As to the final step in determining whether to compel arbitration, the court must decide whether there are any external legal constraints that foreclose arbitration. Jones, 2010 WL 2545462 at *7. Having disposed of Plaintiffs' unconscionability arguments above, there are no other legal constraints to prevent this court from enforcing the arbitration clause contained in the Agreement Plaintiffs voluntarily executed.
CONCLUSION
Once the court determines that a valid arbitration agreement exists and that the claims presented are arbitrable thereunder, the court has to make a decision as to the course of the litigation before it. The FAA contemplates that parties that are aggrieved by another party's failure to arbitrate under a written agreement, may file a motion to stay the trial of an action until such arbitration has been had in accordance with the terms of the agreement. See, 9 U.S.C. § 3. After arbitration, the parties can then file a request with the court to enforce the results of the arbitration. However, this court follows the practice of dismissing the present litigation without prejudice subject to the refiling of an enforcement action at the conclusion of arbitration, if such is necessary.

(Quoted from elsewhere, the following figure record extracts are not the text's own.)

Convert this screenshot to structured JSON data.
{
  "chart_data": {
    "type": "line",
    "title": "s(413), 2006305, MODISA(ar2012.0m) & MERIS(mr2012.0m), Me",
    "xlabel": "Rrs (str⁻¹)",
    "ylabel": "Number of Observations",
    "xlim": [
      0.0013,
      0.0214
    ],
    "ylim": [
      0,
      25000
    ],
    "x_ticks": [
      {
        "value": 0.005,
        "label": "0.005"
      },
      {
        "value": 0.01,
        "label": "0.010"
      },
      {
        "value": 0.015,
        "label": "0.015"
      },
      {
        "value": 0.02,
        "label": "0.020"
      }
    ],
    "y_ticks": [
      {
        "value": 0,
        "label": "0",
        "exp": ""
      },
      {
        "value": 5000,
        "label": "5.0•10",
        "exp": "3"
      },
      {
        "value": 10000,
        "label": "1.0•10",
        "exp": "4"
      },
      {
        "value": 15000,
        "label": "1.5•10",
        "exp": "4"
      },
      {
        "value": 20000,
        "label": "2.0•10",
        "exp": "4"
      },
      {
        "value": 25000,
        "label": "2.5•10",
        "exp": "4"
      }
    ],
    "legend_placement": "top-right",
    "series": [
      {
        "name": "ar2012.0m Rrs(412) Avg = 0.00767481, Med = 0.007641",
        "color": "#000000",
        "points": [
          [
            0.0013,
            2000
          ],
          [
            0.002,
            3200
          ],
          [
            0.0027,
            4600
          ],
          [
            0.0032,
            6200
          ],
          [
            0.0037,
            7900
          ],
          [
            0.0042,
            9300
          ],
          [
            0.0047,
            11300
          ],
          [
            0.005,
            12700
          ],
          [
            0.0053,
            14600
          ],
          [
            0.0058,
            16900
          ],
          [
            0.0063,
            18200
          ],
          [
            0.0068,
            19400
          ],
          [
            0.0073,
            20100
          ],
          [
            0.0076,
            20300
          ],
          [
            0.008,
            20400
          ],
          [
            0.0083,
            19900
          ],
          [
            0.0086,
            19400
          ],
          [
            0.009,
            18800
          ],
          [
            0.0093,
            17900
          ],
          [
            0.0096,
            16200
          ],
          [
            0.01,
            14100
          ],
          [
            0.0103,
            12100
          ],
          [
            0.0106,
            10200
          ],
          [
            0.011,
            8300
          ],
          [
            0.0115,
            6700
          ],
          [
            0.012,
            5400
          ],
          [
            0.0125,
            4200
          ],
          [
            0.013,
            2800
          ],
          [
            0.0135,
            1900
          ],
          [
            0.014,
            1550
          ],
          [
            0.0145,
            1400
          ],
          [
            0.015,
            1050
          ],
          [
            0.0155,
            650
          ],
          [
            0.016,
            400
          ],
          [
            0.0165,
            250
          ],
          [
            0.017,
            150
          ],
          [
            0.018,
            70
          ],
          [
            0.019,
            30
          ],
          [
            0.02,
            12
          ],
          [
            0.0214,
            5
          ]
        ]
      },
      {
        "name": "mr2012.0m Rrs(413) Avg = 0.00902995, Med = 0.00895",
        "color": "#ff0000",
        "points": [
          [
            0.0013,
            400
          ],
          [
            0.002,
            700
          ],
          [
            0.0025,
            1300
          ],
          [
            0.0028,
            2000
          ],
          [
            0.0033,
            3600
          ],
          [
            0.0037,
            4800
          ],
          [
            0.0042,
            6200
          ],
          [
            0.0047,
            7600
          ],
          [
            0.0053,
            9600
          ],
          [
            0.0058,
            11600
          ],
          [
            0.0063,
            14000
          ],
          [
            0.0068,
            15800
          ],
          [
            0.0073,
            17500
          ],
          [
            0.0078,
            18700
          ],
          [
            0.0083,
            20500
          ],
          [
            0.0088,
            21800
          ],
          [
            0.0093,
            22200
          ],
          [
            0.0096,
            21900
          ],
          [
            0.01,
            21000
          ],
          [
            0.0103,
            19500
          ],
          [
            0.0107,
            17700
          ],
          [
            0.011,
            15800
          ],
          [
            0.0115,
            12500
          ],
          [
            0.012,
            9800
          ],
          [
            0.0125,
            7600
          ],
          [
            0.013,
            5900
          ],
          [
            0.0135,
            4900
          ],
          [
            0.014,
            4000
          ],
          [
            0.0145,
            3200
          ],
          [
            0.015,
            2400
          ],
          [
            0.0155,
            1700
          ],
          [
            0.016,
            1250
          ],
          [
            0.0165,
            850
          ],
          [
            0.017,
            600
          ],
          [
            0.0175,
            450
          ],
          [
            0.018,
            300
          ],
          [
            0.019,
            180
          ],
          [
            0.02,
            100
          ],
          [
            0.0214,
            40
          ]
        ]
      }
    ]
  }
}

IT IS THEREFORE ORDERED AND ADJUDGED that the Defendants' Motion to Compel Arbitration [#7] is Granted and the parties are ordered to submit the matter to binding arbitration as per the agreement between the parties.
IT IS FURTHER ORDERED AND ADJUDGED that this matter is dismissed without prejudice subject to a refiling of a future separate action to enforce any arbitration award and that any other pending motions herein are denied as moot.
SO ORDERED AND ADJUDGED, this the 16th day of December, 2010.